SIMD contraint in ConvolutionInputGenerator_rtl for 1x1 kernels #895

hleblevec · 2023-09-22T14:18:36Z

hleblevec
Sep 22, 2023

I have been trying to use the RTL version of the ConvolutionInputGenerator with a network I'm working with. Notably, I am sometimes using convolutions with a 1x1 kernel and a stride of 2 to do downsampling, in the same manner as you can find in some ResNet blocks, which means I still need an Im2col even if I'm using a 1x1 kernel.
There seem to be a constraint set in the custom_op (https://github.com/Xilinx/finn/blob/main/src/finn/custom_op/fpgadataflow/convolutioninputgenerator_rtl.py#L680C1-L680C1), that in the case of a 1x1 kernel, the SIMD must be equal to the number of input channels. However, this constraint is not taken into account by the SetFolding transformation (https://github.com/Xilinx/finn/blob/main/src/finn/transformation/fpgadataflow/set_folding.py), which will try to optimize the SIMD parameter anyway, causing an error because the constraint is not set anymore.
Before looking into proposing a fix for this issue, I have a few questions:

Where does this constraints come from? What's the reason behind it?
The HLS version of InferConvInpGen will, in this situation, use a Downsampler node followed by the MVAU implementing a 1x1 convolution, which removes the necessity of a ConvolutionInputGenerator. Why did you choose not to do this when using the RTL option?
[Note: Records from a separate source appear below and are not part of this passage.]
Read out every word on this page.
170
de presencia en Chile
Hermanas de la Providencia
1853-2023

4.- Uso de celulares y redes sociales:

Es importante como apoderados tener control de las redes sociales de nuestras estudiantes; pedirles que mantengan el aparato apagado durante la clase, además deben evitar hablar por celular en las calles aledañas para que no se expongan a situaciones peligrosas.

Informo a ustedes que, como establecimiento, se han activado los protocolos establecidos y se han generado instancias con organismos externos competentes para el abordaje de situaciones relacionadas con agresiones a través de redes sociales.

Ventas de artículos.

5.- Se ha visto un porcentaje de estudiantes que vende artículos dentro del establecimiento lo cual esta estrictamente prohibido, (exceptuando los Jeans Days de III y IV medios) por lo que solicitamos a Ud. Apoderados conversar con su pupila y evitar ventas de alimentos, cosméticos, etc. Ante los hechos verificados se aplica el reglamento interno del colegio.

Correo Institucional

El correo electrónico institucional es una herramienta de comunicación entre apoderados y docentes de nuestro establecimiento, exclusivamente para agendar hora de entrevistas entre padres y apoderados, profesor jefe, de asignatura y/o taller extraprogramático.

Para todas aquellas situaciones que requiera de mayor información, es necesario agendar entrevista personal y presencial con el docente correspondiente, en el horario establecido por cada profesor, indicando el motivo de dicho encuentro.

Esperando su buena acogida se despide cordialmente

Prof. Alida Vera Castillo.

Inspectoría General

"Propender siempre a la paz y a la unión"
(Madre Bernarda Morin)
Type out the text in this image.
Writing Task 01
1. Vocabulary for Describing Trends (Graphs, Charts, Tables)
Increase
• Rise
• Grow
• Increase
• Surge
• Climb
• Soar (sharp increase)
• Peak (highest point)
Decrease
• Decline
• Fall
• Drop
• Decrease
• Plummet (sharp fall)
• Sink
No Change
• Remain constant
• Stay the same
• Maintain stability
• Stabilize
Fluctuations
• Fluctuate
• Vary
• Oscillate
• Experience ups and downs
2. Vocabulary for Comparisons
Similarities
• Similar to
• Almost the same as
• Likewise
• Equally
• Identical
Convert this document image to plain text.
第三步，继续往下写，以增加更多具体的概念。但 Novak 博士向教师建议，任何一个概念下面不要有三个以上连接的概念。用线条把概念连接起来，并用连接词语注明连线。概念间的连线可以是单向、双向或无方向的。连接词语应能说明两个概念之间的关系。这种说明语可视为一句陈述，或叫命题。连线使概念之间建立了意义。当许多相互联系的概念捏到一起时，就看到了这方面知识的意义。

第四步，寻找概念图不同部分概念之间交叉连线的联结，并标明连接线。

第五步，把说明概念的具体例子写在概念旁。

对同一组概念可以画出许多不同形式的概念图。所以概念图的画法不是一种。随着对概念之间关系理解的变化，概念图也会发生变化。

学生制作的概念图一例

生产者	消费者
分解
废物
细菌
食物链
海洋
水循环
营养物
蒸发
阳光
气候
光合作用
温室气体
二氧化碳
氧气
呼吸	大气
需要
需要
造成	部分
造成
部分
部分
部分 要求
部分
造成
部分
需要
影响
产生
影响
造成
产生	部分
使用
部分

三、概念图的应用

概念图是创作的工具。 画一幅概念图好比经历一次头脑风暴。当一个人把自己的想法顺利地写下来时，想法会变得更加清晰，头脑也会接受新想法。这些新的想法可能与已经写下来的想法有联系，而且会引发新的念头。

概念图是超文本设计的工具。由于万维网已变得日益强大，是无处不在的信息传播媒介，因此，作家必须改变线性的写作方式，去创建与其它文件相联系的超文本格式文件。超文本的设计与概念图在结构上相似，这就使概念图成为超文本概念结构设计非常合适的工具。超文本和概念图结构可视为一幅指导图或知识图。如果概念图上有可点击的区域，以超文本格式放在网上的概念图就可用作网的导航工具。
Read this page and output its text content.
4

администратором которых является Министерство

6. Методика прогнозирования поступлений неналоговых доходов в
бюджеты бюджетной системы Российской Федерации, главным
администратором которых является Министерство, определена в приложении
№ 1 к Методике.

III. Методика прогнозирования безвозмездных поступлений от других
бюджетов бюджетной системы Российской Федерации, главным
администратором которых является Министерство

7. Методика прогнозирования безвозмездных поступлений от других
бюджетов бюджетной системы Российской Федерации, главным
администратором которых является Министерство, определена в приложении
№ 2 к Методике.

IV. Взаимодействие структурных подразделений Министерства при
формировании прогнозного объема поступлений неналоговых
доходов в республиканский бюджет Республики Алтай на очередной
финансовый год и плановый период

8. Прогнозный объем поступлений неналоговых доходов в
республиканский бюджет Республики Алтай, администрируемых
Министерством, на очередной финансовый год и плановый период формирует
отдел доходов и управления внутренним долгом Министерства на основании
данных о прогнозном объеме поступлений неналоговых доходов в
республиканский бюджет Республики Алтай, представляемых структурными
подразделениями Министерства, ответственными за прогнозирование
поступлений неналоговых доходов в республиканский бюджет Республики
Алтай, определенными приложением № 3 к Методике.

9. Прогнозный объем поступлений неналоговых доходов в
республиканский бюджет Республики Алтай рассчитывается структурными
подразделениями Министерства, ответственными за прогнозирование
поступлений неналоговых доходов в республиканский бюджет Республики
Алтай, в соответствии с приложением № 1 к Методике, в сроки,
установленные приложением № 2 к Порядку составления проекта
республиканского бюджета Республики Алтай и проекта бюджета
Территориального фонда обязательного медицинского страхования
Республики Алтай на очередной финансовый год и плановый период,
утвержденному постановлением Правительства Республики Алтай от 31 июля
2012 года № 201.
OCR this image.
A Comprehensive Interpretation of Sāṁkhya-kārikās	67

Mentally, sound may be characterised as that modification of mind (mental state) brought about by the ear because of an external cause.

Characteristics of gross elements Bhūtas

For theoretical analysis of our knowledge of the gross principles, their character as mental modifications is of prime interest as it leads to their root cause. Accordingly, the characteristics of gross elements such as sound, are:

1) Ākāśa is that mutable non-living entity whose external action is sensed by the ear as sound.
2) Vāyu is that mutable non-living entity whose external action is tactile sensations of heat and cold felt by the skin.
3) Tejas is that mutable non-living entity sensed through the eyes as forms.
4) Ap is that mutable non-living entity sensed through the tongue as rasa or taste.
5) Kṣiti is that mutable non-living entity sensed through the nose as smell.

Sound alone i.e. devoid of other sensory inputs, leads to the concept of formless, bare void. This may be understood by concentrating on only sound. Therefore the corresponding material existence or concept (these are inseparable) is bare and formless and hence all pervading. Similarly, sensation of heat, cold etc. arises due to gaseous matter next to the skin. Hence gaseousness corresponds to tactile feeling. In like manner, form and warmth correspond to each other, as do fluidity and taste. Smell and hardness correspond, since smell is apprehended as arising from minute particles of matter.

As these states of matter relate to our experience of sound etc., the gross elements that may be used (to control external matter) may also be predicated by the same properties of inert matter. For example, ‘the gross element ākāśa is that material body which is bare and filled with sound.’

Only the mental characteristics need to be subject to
Hope you can clarify this.

fpjentzsch · 2023-10-16T13:33:26Z

fpjentzsch
Oct 16, 2023
Collaborator

Hi @hleblevec,

sorry for the late response. The reason behind this constraint is that the 1x1 kernel case is implemented using the "parallel" implementation style due to the simplicity of the operation. Implementing it with the "default" style would've required more complexity (i.e. edge case handling) in the addressing logic of the circular buffer. However, the "parallel" style always implements full SIMD unrolling. We could tackle this in multiple ways:

a) Take the constraint into account in the automatic folding, which is in urgent need of a rework anyways.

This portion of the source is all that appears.